According to tradition, dreamcatchers help keep good ideas and pleasant dreams with us, as well as protect those who possess them. Dreamtime is influenced by good and bad energies; the latter are trapped by the mesh and dissipate through the central hole with the first rays of the sun.
The word "dream catcher" comes from the English dreamcatcher, hence the Spanish translation. However, in the language of the Ojibwa, of whom this amulet belongs, it is called asabikeshiinh, which means spider; although it is also known by the name of bawaajige nagwaagan or trap of dreams.
The ancient Ojibwa Indian legend of dream catchers speaks of dreams passing through the net by filtering and sliding good dreams through soft feathers until they reach us. Bad dreams, however, are trapped in the fabric and die with the first light of day.

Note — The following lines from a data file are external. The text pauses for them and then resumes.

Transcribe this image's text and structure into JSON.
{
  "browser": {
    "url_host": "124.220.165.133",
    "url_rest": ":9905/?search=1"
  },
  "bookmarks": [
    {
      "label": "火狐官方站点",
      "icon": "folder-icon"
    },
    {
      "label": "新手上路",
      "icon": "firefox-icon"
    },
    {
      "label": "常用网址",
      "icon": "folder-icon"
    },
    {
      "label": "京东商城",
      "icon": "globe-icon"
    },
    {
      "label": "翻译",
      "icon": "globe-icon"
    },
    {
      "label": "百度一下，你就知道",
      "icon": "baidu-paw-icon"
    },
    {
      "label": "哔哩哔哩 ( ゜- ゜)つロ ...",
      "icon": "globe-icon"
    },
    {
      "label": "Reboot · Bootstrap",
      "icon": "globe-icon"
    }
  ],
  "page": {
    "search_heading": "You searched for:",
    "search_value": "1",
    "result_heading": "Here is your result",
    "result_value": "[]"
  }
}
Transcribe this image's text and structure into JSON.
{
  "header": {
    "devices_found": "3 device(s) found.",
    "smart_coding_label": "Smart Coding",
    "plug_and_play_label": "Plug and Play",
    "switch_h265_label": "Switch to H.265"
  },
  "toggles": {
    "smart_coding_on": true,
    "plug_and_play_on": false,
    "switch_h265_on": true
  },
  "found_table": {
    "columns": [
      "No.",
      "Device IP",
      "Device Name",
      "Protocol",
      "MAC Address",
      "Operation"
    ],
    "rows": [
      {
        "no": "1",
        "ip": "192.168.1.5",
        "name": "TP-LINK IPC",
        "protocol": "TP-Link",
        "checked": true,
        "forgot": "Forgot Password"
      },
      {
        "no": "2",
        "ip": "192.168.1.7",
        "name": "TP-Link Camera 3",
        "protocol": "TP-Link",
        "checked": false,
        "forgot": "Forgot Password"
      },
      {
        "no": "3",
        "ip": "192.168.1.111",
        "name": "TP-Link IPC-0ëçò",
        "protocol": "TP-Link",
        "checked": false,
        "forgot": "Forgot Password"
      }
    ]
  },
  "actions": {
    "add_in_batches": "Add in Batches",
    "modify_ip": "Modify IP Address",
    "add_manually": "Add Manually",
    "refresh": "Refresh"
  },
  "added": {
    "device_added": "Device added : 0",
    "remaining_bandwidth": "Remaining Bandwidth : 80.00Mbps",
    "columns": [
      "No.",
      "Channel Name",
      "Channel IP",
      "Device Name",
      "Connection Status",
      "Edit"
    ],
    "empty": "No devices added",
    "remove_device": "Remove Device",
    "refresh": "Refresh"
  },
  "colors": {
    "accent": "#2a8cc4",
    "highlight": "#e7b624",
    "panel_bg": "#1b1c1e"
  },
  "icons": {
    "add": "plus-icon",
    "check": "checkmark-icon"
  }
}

For the Lakota people of the Sioux tribe, dreamcatchers work the other way around, that is, nightmares pass through the web while good dreams get caught in the threads and slide down the feathers to the person sleeping below. .
Traditionally, the Ojibwa built dreamcatchers by assembling a circular hoop made of willow approximately nine centimeters in diameter, inside which a net was woven imitating a spider web with nerves, ropes or threads (originally made with nettle fiber). , which used to be dyed red.